Bir Milletvekilinin ilk öncelikli görevi nedir? "Kanun koymak, değiştirmek, kaldırmak" tır!.. Sonra; "Bakanlar Kurulu'nu ve Bakanları denetlemek, bütçe tasarılarını görüşmek, ulusal güvenlik kararlarını vermek" tir!.. Bugüne kadar birçok Milletvekilinin 5 yıl boyunca bir tek kanun teklifi, önerge vermeyenlerle, yemin töreni dışında bir kez olsun kürsüde konuşmayanlarını çok gördük, basındaki haberlerden izledik!.. İyi de kardeşim, biz bu adamlara tam 10 tane memur maaşı kadar aylık ücretlerini ne diye ödüyoruz ki!? Kendine oy veren Milleti için 5 yıl kılını kıpırdatmayan insanların, o 'Gazi Meclis'te ne işleri olabilir ki!?
Zaman zaman hepimizin canını sıkan bazı olaylar yaşadık!.. Örneğin; bir Bakanımız, kendi aile şirketinin bozuk mallarını kendi Bakanlığına satmıştı. "Bu konu Meclisçe araştırılsın mı, araştırılmasın mı?" diye önerge verildiğinde, bu önergeye "Araştırılmasın!.." diye parmak kaldıranları bir daha o 'Gazi Meclis'te asla görmek istemiyoruz artık!..
Hele hele, çevre, sağlık, eğitim, doğa, çocuk ve kadın hakları ile ilgili konularda, çağdaş dünyanın aldığı kararlar dışında, bu hakları ve korunmalarını kısıtlayıcı çalışma yapan hiçbir siyasetçiyi de o Yüce Meclis çatısı altında görmeye asla tahammül etmeyeceğiz!.. Ne orada 'susam çuvalı' gibi oturan Vekiller istiyoruz, ne de birilerinin talimatıyla otomatik olarak kalkıp-inen parmaklar istiyoruz!.. Eğitimsiz, haktan, adaletten, çağdaş bilgi ve bilimden anlamayan Vekillerin oralarda ne işleri olabilir ki!? Artık hiç olmazsa bu kader seçiminde bunlara yine dikkat etmezsek eğer; "Eller Ay'a, Biz Yaya Gitmeye" devam ederiz, herkese önemle duyurula!.. Lütfen bu sefer biraz seçici olunuz, çünkü esas 'Patron' sizsiniz!..
Neyse.

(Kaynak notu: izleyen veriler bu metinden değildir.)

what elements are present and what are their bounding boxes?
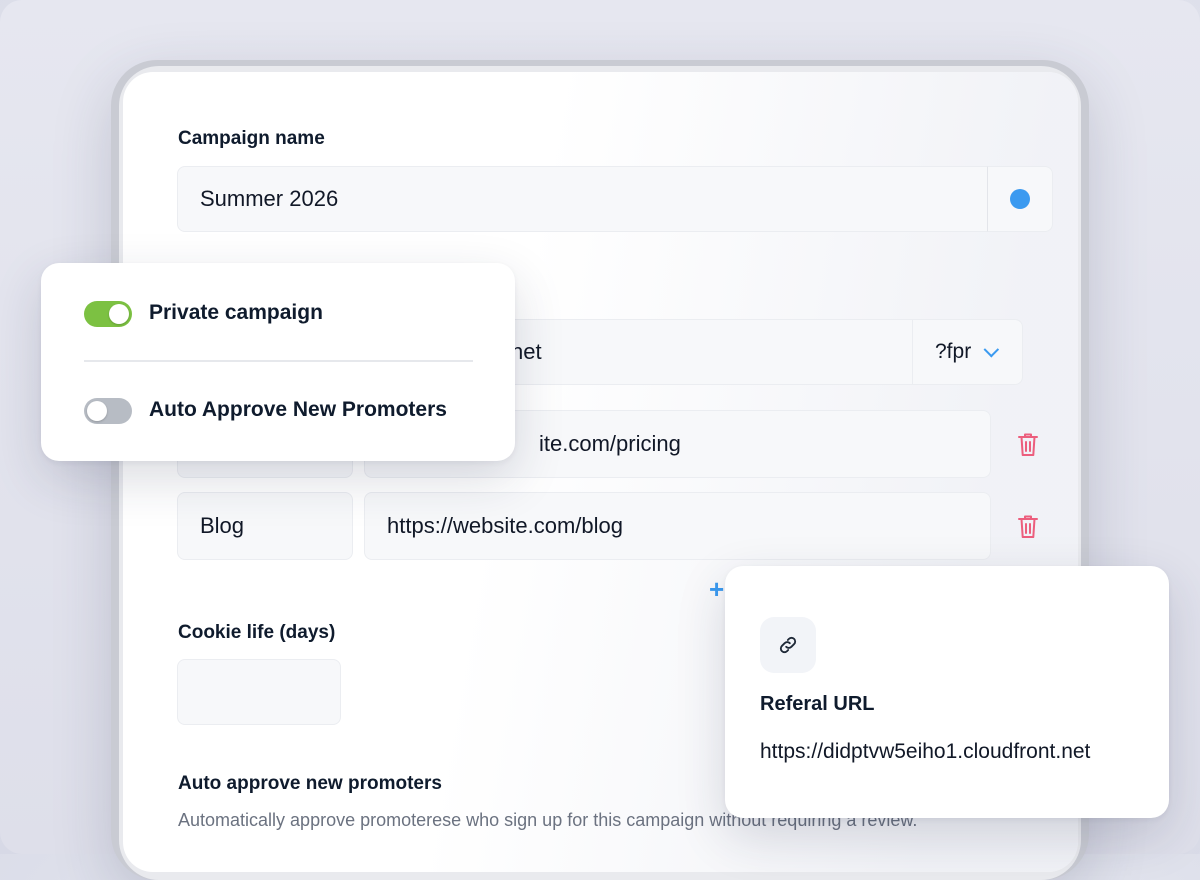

Bugün de size Orhan Veli'nin "Derdim Başka" eseriyle veda edelim bari:
"Sanma ki derdim güneşten ötürü/ Ne çıkar bahar geldiyse/ Bademler çiçek açtıysa/ Ucunda ölüm yok ya?/ Hoş, olsa da korkacak mıyım zaten/ Güneşle gelecek ölümden/ Ben ki her Nisan bir yaş daha genç/ Her bahar biraz daha âşığım/ Korkar mıyım?/ Ah dostum, derdim başka!..// Neden 'liman' deyince/ Hatırıma direkler gelir?/ Ve 'açık deniz' deyince, yelken?// 'Mart' deyince kedi/ 'Hak' deyince, işçi/ Ve neden ihtiyar değirmenci/ Allah'a inanır düşünmeden?// Ve rüzgârlı havalarda/ Yağmur niye iğri yağar?" Sakin KOŞAR.